A source code leak involving a recent Intel chip may have compromised some layers of security for the company’s main line of consumer-end processors that date back to 2014. Source code for the Intel Alder Lake BIOS, complete with assorted documentation, was posted by an anonymous party to the 4Chan message board and has since spread through GitHub.
Intel has confirmed that the leak is legitimate, and it could potentially create security issues for the company’s recent line of desktop, laptop and embedded device processors. There is no indication yet that the Xeon server line has been impacted, however.
Source code leak came from unknown party, signs indicate it originates from a Lenovo contractor
No one has stepped forward to take credit for the Intel Alder Lake breach, opting to make full use of the anonymity of 4Chan. There also does not appear to be a financial motive, with the attacker simply dumping the source code leak to the public with no fanfare or follow-up.
There are some strong indications as to where the source code leak originated from, however. A Github account appeared hosting the Intel Alder Lake files at about the same time the 4Chan post was made, and that account appeared to belong to an employee of a Chinese laptop manufacturing outfit called LC Future Center. This company contracts with several laptop brands, including Lenovo. Files that specifically reference Lenovo BIOS manufacturer inside software and that refer to Lenovo-specific test information provide a strong indication that the Intel Alder Lake files somehow escaped from this particular manufacturer production environment.
Though the leak focuses on Intel Alder Lake, the included information potentially impacts a full range of 4th generation retail chips going back to 2014. Unfortunately, there are no patches or remediation measures officially available as of yet; the only real option for those that are concerned about the impact of the source code leak is a third-party firmware security addition of some manner.
Intel Alder Lake & 4th Gen chips impacted, but security vulnerabilities may not be broad
The Intel Alder Lake files contain nearly 6 GB of information in a zip file, most of that the BIOS source code leak. Assorted tools and documentation are included, some of which present potential security problems should threat actors discover the right elements.
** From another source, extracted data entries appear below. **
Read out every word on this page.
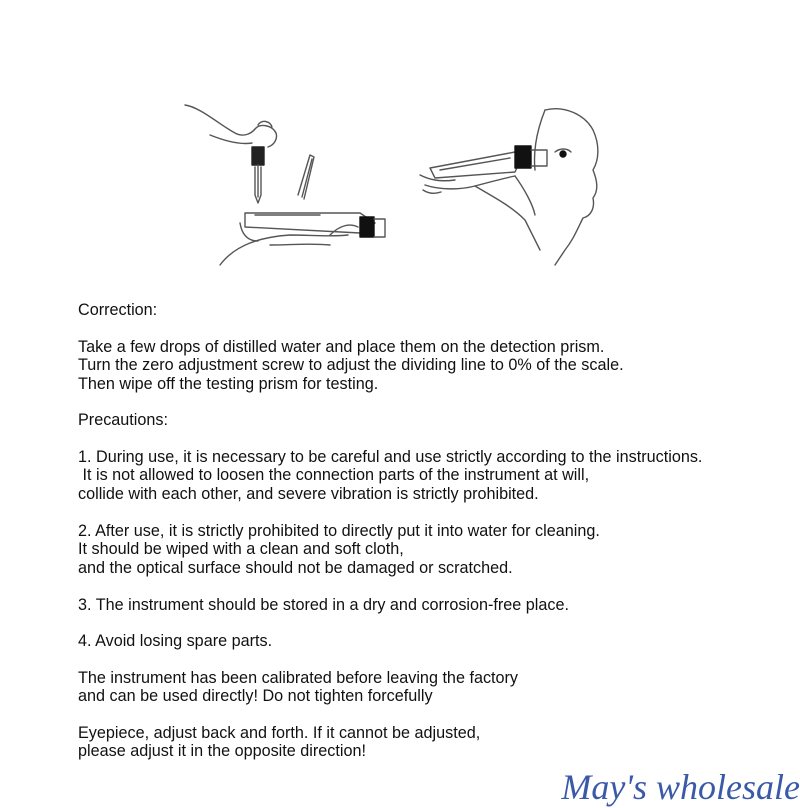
Correction:
Take a few drops of distilled water and place them on the detection prism.
Turn the zero adjustment screw to adjust the dividing line to 0% of the scale.
Then wipe off the testing prism for testing.
Precautions:
1. During use, it is necessary to be careful and use strictly according to the instructions.
It is not allowed to loosen the connection parts of the instrument at will,
collide with each other, and severe vibration is strictly prohibited.
2. After use, it is strictly prohibited to directly put it into water for cleaning.
It should be wiped with a clean and soft cloth,
and the optical surface should not be damaged or scratched.
3. The instrument should be stored in a dry and corrosion-free place.
4. Avoid losing spare parts.
The instrument has been calibrated before leaving the factory
and can be used directly! Do not tighten forcefully
Eyepiece, adjust back and forth. If it cannot be adjusted,
please adjust it in the opposite direction!
May's wholesale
Some elements that have already been uncovered by security researchers may already be exploitable. An assortment of private keys, model specific registers (MSRs) and Authenticated Code Modules (ACMs) have been found, which could provide pathways to potential vulnerabilities in Intel Alder Lake or other 4th gen chips. Intel is downplaying the impact, however, saying that it does not use a “security through obscurity” approach and that opportunities available to attackers will be limited. It also encouraged security researchers to submit anything they find to its Project Circuit Breaker bug bounty program, which pays out up to $100,000 per vulnerability.
The single layer of security that appears to be most at risk is the optional Intel Boot Guard, a feature found throughout the 4th generation chips. When enabled, a discrete boot ROM on compatible motherboards verifies the firmware signature before allowing the BIOS to load. Researchers have discovered a private signing key, however, which could essentially render the feature useless.
The amount of damage the source code leak will ultimately do depends on how thorough Intel is in scrubbing sensitive data before sending it to external vendors.